6 de março – "Venha a nós o vosso Reino": 
https://is.gd/VQyLKr

20 de março – "Seja feita a vossa vontade":
https://is.gd/bQfnBR

27 de março - "O pão nosso de cada dia": 
https://is.gd/vGDIzz

10 de abril – "Perdoai-nos os nossos pecados assim como nós perdoamos a quem nos tem ofendido":
 https://is.gd/TYSBw2

24 de abril – "Como nós perdoamos a quem nos tenha ofendido": 
https://is.gd/IC56oY

01 de maio - "Não nos deixeis cair em tentação": 
https://is.gd/jtSFfU

15 de maio – “Livrai-nos do mal: 
https://is.gd/WNTpPZ

22 de maio -  "Onde quer que estiveres, invoque Pai":
https://is.gd/q4WYrG (catequese integral em italiano: https://is.gd/5FrbML)

22 maio 2019, 10:19

Fonte: Vatican News



Papa: "Rezar em toda situação, sem esquecer de nossos irmãos"


Na audiência geral, Francisco encerrou o ciclo de catequeses sobre a oração do Pai Nosso, afirmando que “a oração cristã nasce da audácia de poder chamar Deus de ‘Pai’. No final do encontro, a saudação ao Card.

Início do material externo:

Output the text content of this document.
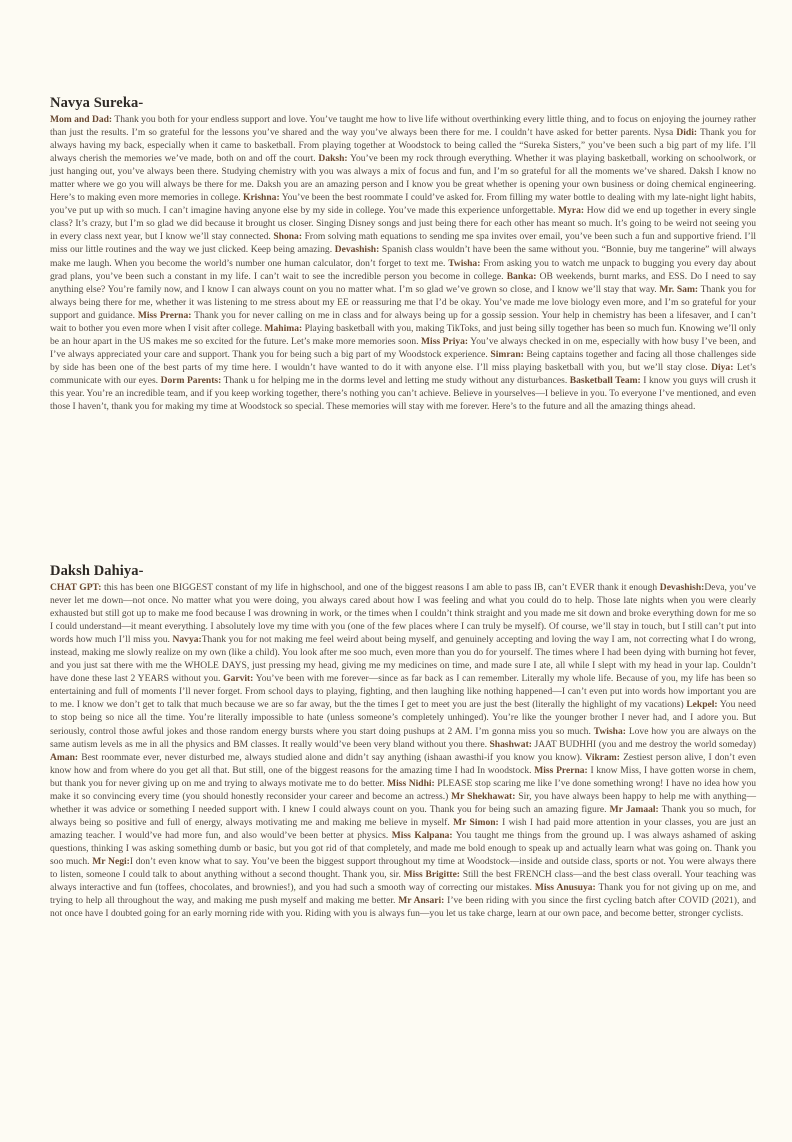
Navya Sureka-

Mom and Dad: Thank you both for your endless support and love. You’ve taught me how to live life without overthinking every little thing, and to focus on enjoying the journey rather than just the results. I’m so grateful for the lessons you’ve shared and the way you’ve always been there for me. I couldn’t have asked for better parents. Nysa Didi: Thank you for always having my back, especially when it came to basketball. From playing together at Woodstock to being called the “Sureka Sisters,” you’ve been such a big part of my life. I’ll always cherish the memories we’ve made, both on and off the court. Daksh: You’ve been my rock through everything. Whether it was playing basketball, working on schoolwork, or just hanging out, you’ve always been there. Studying chemistry with you was always a mix of focus and fun, and I’m so grateful for all the moments we’ve shared. Daksh I know no matter where we go you will always be there for me. Daksh you are an amazing person and I know you be great whether is opening your own business or doing chemical engineering. Here’s to making even more memories in college. Krishna: You’ve been the best roommate I could’ve asked for. From filling my water bottle to dealing with my late-night light habits, you’ve put up with so much. I can’t imagine having anyone else by my side in college. You’ve made this experience unforgettable. Myra: How did we end up together in every single class? It’s crazy, but I’m so glad we did because it brought us closer. Singing Disney songs and just being there for each other has meant so much. It’s going to be weird not seeing you in every class next year, but I know we’ll stay connected. Shona: From solving math equations to sending me spa invites over email, you’ve been such a fun and supportive friend. I’ll miss our little routines and the way we just clicked. Keep being amazing. Devashish: Spanish class wouldn’t have been the same without you. “Bonnie, buy me tangerine” will always make me laugh. When you become the world’s number one human calculator, don’t forget to text me. Twisha: From asking you to watch me unpack to bugging you every day about grad plans, you’ve been such a constant in my life. I can’t wait to see the incredible person you become in college. Banka: OB weekends, burnt marks, and ESS. Do I need to say anything else? You’re family now, and I know I can always count on you no matter what. I’m so glad we’ve grown so close, and I know we’ll stay that way. Mr. Sam: Thank you for always being there for me, whether it was listening to me stress about my EE or reassuring me that I’d be okay. You’ve made me love biology even more, and I’m so grateful for your support and guidance. Miss Prerna: Thank you for never calling on me in class and for always being up for a gossip session. Your help in chemistry has been a lifesaver, and I can’t wait to bother you even more when I visit after college. Mahima: Playing basketball with you, making TikToks, and just being silly together has been so much fun. Knowing we’ll only be an hour apart in the US makes me so excited for the future. Let’s make more memories soon. Miss Priya: You’ve always checked in on me, especially with how busy I’ve been, and I’ve always appreciated your care and support. Thank you for being such a big part of my Woodstock experience. Simran: Being captains together and facing all those challenges side by side has been one of the best parts of my time here. I wouldn’t have wanted to do it with anyone else. I’ll miss playing basketball with you, but we’ll stay close. Diya: Let’s communicate with our eyes. Dorm Parents: Thank u for helping me in the dorms level and letting me study without any disturbances. Basketball Team: I know you guys will crush it this year. You’re an incredible team, and if you keep working together, there’s nothing you can’t achieve. Believe in yourselves—I believe in you. To everyone I’ve mentioned, and even those I haven’t, thank you for making my time at Woodstock so special. These memories will stay with me forever. Here’s to the future and all the amazing things ahead.

Daksh Dahiya-

CHAT GPT: this has been one BIGGEST constant of my life in highschool, and one of the biggest reasons I am able to pass IB, can’t EVER thank it enough Devashish:Deva, you’ve never let me down—not once. No matter what you were doing, you always cared about how I was feeling and what you could do to help. Those late nights when you were clearly exhausted but still got up to make me food because I was drowning in work, or the times when I couldn’t think straight and you made me sit down and broke everything down for me so I could understand—it meant everything. I absolutely love my time with you (one of the few places where I can truly be myself). Of course, we’ll stay in touch, but I still can’t put into words how much I’ll miss you. Navya:Thank you for not making me feel weird about being myself, and genuinely accepting and loving the way I am, not correcting what I do wrong, instead, making me slowly realize on my own (like a child). You look after me soo much, even more than you do for yourself. The times where I had been dying with burning hot fever, and you just sat there with me the WHOLE DAYS, just pressing my head, giving me my medicines on time, and made sure I ate, all while I slept with my head in your lap. Couldn’t have done these last 2 YEARS without you. Garvit: You’ve been with me forever—since as far back as I can remember. Literally my whole life. Because of you, my life has been so entertaining and full of moments I’ll never forget. From school days to playing, fighting, and then laughing like nothing happened—I can’t even put into words how important you are to me. I know we don’t get to talk that much because we are so far away, but the the times I get to meet you are just the best (literally the highlight of my vacations) Lekpel: You need to stop being so nice all the time. You’re literally impossible to hate (unless someone’s completely unhinged). You’re like the younger brother I never had, and I adore you. But seriously, control those awful jokes and those random energy bursts where you start doing pushups at 2 AM. I’m gonna miss you so much. Twisha: Love how you are always on the same autism levels as me in all the physics and BM classes. It really would’ve been very bland without you there. Shashwat: JAAT BUDHHI (you and me destroy the world someday) Aman: Best roommate ever, never disturbed me, always studied alone and didn’t say anything (ishaan awasthi-if you know you know). Vikram: Zestiest person alive, I don’t even know how and from where do you get all that. But still, one of the biggest reasons for the amazing time I had In woodstock. Miss Prerna: I know Miss, I have gotten worse in chem, but thank you for never giving up on me and trying to always motivate me to do better. Miss Nidhi: PLEASE stop scaring me like I’ve done something wrong! I have no idea how you make it so convincing every time (you should honestly reconsider your career and become an actress.) Mr Shekhawat: Sir, you have always been happy to help me with anything—whether it was advice or something I needed support with. I knew I could always count on you. Thank you for being such an amazing figure. Mr Jamaal: Thank you so much, for always being so positive and full of energy, always motivating me and making me believe in myself. Mr Simon: I wish I had paid more attention in your classes, you are just an amazing teacher. I would’ve had more fun, and also would’ve been better at physics. Miss Kalpana: You taught me things from the ground up. I was always ashamed of asking questions, thinking I was asking something dumb or basic, but you got rid of that completely, and made me bold enough to speak up and actually learn what was going on. Thank you soo much. Mr Negi:I don’t even know what to say. You’ve been the biggest support throughout my time at Woodstock—inside and outside class, sports or not. You were always there to listen, someone I could talk to about anything without a second thought. Thank you, sir. Miss Brigitte: Still the best FRENCH class—and the best class overall. Your teaching was always interactive and fun (toffees, chocolates, and brownies!), and you had such a smooth way of correcting our mistakes. Miss Anusuya: Thank you for not giving up on me, and trying to help all throughout the way, and making me push myself and making me better. Mr Ansari: I’ve been riding with you since the first cycling batch after COVID (2021), and not once have I doubted going for an early morning ride with you. Riding with you is always fun—you let us take charge, learn at our own pace, and become better, stronger cyclists.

José Falcão.

Cidade do Vaticano

Esta quarta-feira de sol e clima primaveril em Roma foi o cenário no qual cerca de 20 mil pessoas participaram do encontro semanal com o Papa, no Vaticano. Francisco entrou na Praça São Pedro e imediatamente deixou cinco crianças subirem no papamóvel e o acompanharem na volta da praça. É a ocasião em que o Pontífice cumprimenta todos os presentes distribuindo sorrisos e carinho.

Em sua reflexão, ele encerrou o ciclo de catequeses sobre a oração do Pai Nosso, e concluiu que “a oração cristã nasce da audácia de poder chamar Deus de ‘Pai':

“Trata-se de um ato de intimidade filial, fruto da graça de Jesus que nos introduz na familiaridade com Deus.”

Francisco continuou explicando que em diversas passagens do Novo Testamento, podemos ver como Jesus, com o seu exemplo e palavras, nos ensina o sentido da oração do Pai-Nosso. Por exemplo, quando os discípulos que, ao ver Jesus passar longos momentos em oração, pedem que Ele lhes ensine como rezar. Ou no Getsêmani, onde, ao invocar a Deus chamando-o de Abbá, Jesus demonstra a confiança num momento de angústia.

Em meio às trevas, Jesus invoca Deus com o nome de “Abbà”, com confiança filial e embora sinta medo e angústia, pede que seja feita a sua vontade.

Quando Jesus fala da necessidade de rezar de modo insistente, lembra-se sempre dos irmãos, sobretudo com a disponibilidade de perdoar as ofensas recebidas. Em suma, Jesus nos ensina que o cristão pode rezar em qualquer situação, seja com expressões retiradas da Bíblia, como os salmos, seja com expressões que brotaram dos corações de tantos homens e mulheres que se sabiam amados pelo Pai.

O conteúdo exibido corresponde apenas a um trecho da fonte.